Fern der Heimat in einer Gegend, in der Dich kein Mensch kennt, gibt es wahrlich keinen Grund zur Kapitulation.

Menschen die ich kenne, haben mich noch nie wirklich abgeschreckt - die kenne ich ja  ;) Nein, mein größter Gegner bin und war ich immer selbst.

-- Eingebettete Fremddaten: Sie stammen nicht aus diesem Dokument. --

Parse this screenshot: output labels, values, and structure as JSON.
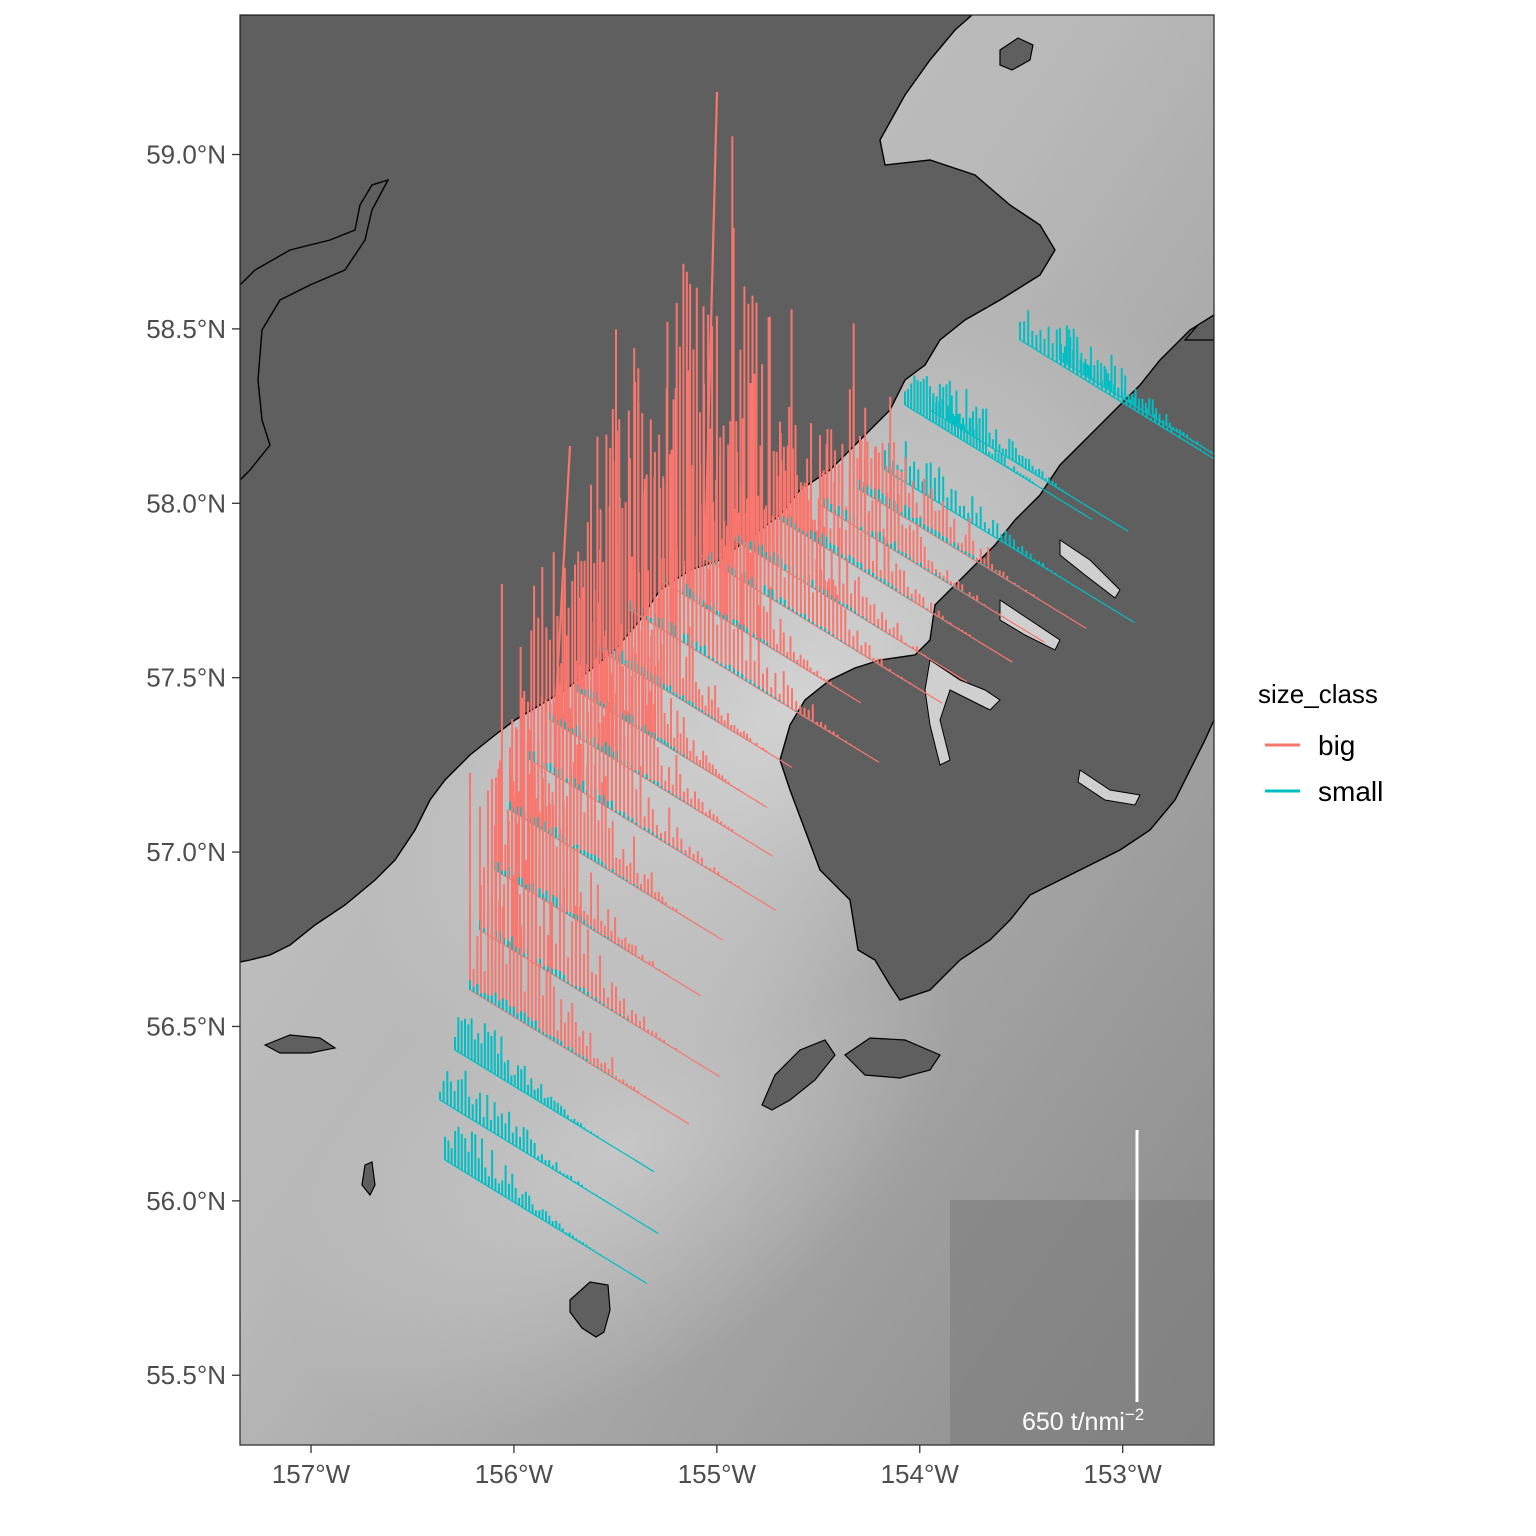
{
  "map": {
    "lon_range": [
      -157.35,
      -152.55
    ],
    "lat_range": [
      55.3,
      59.4
    ],
    "x_ticks": [
      {
        "lon": -157,
        "label": "157°W"
      },
      {
        "lon": -156,
        "label": "156°W"
      },
      {
        "lon": -155,
        "label": "155°W"
      },
      {
        "lon": -154,
        "label": "154°W"
      },
      {
        "lon": -153,
        "label": "153°W"
      }
    ],
    "y_ticks": [
      {
        "lat": 59.0,
        "label": "59.0°N"
      },
      {
        "lat": 58.5,
        "label": "58.5°N"
      },
      {
        "lat": 58.0,
        "label": "58.0°N"
      },
      {
        "lat": 57.5,
        "label": "57.5°N"
      },
      {
        "lat": 57.0,
        "label": "57.0°N"
      },
      {
        "lat": 56.5,
        "label": "56.5°N"
      },
      {
        "lat": 56.0,
        "label": "56.0°N"
      },
      {
        "lat": 55.5,
        "label": "55.5°N"
      }
    ],
    "colors": {
      "land": "#5f5f5f",
      "coast": "#000000",
      "big": "#F8766D",
      "small": "#00BFC4"
    }
  },
  "legend": {
    "title": "size_class",
    "items": [
      {
        "key": "big",
        "label": "big"
      },
      {
        "key": "small",
        "label": "small"
      }
    ]
  },
  "scale_bar": {
    "value_text": "650 t/nmi",
    "exponent": "−2"
  }
}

Und trotzdem, konnte mir doch noch einen Ruck geben und bin in diesem silbernen Kleid zu Restaurant gefahren.
Es fiel mir dieses Mal, wie gewohnt, nicht mal schwer die Türe von Auto und Restaurant zu öffen.
Als ich hinein ging, war ich etwas überrascht, wo ich reserviert hatte: Gehobener hatte ich erwartet, aber das ganze Ambiente war dann doch noch eine Stufe darüber.
In meinem Kopf arbeitete es, während ich brav an der Empfangstheke auf einen Kellner wartete: Alles ältere Herren (bin ich ja auch) und gut gekleidet.
Ja, für eine Frau war ich passend gekleidet. Leichtes Unbehagen, oder Unsicherheit? stellte sich ein. Die elegante Flucht war, nicht nur aufgrund der namentlichen Reservierung, nicht wirklich eine Option.
Während ich meinen Gedanken nachhing, hörte ich von hinten ein „Ma’m do you have a reservation“. Ich checke die Gäste und überlege, ob ich hier richtig bin, und ob ich mich hier wohlfühlen kann und will, während hinter mir ein „Haben die Dame reserviert“ ziemlich nah an mein Ohr kommt.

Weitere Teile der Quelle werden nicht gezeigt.